Did you have breakfast rules when you were a kid
If you’re looking for more Fruity Pebbles recipes, be sure to check these out:
Fruity Pebbles Doughnuts
- 4 Tbsp unsalted butter, room temperature
- 1/2 cup granulated sugar
- 1 large egg
- 1 cup all-purpose flour
- 1 1/2 tsp baking powder
- Pinch salt
- 1/3 cup whole milk
- 1 1/2 tsp vanilla extract
- 1 1/2 cups Fruity Pebbles, divided
- 1 batch vanilla icing (recipe below)
- 1 1/2 cups confectioners' sugar
- 2 Tbsp whole milk
- 2 tsp vanilla extract
- Pre-heat oven to 350 degrees and lightly grease 6-cavity doughnut tin with cooking spray.
- In the bowl of a stand mixer or in a large bowl with a hand mixer, beat together butter and sugar until light and fluffy. Add the egg and vanilla extract and mix to combine.
- In a separate bowl, whisk together flour, baking powder, and salt.

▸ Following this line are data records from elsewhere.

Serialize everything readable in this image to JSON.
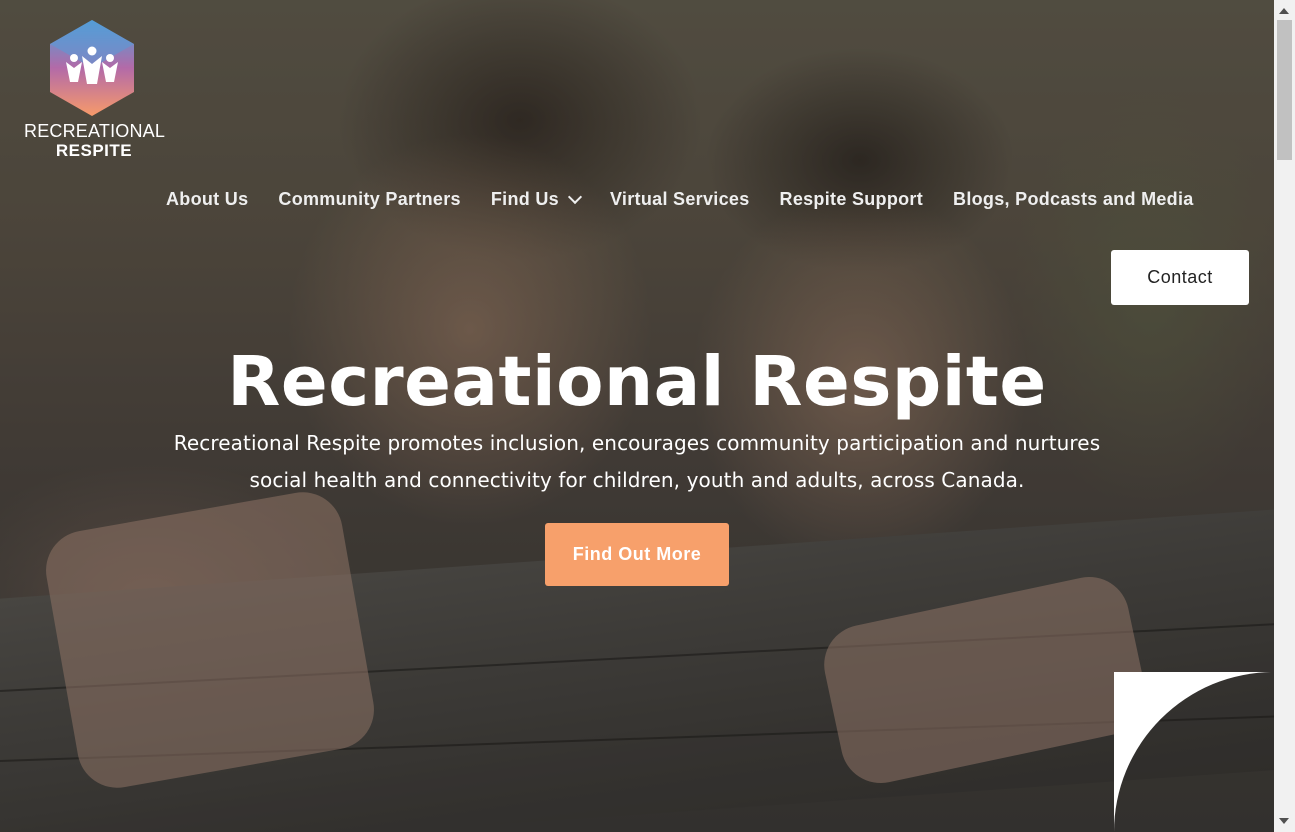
{
  "logo": {
    "line1": "RECREATIONAL",
    "line2": "RESPITE"
  },
  "nav": {
    "items": [
      {
        "label": "About Us"
      },
      {
        "label": "Community Partners"
      },
      {
        "label": "Find Us"
      },
      {
        "label": "Virtual Services"
      },
      {
        "label": "Respite Support"
      },
      {
        "label": "Blogs, Podcasts and Media"
      }
    ],
    "contact_label": "Contact"
  },
  "hero": {
    "title": "Recreational Respite",
    "subtitle": "Recreational Respite promotes inclusion, encourages community participation and nurtures social health and connectivity for children, youth and adults, across Canada.",
    "cta_label": "Find Out More"
  },
  "colors": {
    "accent": "#f7a06b",
    "text_light": "#ffffff"
  },
  "icons": {
    "find_us_dropdown": "chevron-down-icon",
    "logo_mark": "hexagon-people-logo"
  }
}
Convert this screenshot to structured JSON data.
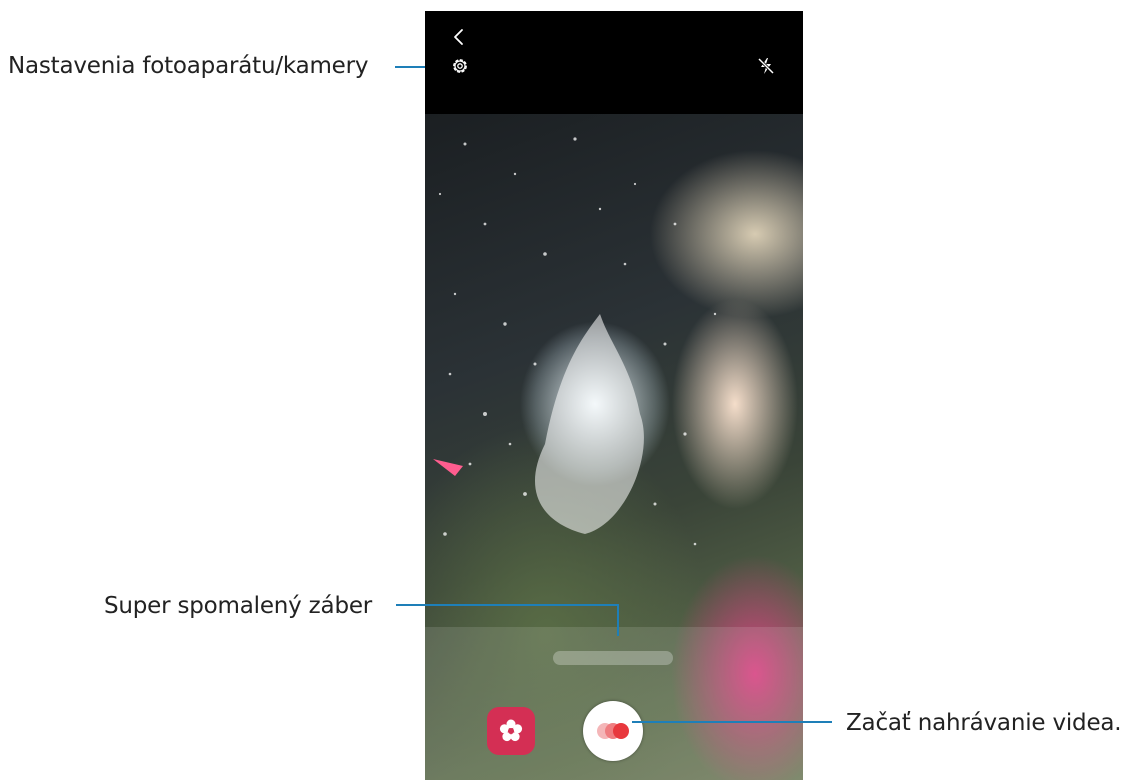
{
  "callouts": {
    "camera_settings": "Nastavenia fotoaparátu/kamery",
    "super_slow_mo": "Super spomalený záber",
    "start_recording": "Začať nahrávanie videa."
  },
  "icons": {
    "back": "chevron-left-icon",
    "settings": "gear-icon",
    "flash": "flash-off-icon",
    "gallery": "flower-icon",
    "record": "record-icon"
  },
  "colors": {
    "leader_line": "#1e7fb8",
    "gallery_button": "#d42f54",
    "record_dot": "#e8383d"
  }
}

- Pour dry ingredients into the butter/sugar, alternating with milk, and mix until just combined. Take care not to over-mix or doughnuts will be dense.
- Fold 1/2 cup Fruity Pebbles into the batter.
- Evenly distribute batter amongst cavities of prepared doughnut pan, filling tin almost all the way.
- Bake for 15 minutes, until the doughnuts are starting to turn golden and spring back when touched. Let cool in pan for a few minutes, before moving to wire rack to cool completely before icing.
- When doughnuts are cooled, dip upside down into icing to coat the tops. Sprinkle remaining cup of Fruity Pebbles over icing.
- In a medium bowl, whisk confectioners' sugar, milk, and vanilla extract together. If you want your icing to be thicker, add more confectioners' sugar, 1 Tbsp at a time. If you want it to be thinner, add more milk, 1 tsp at a time.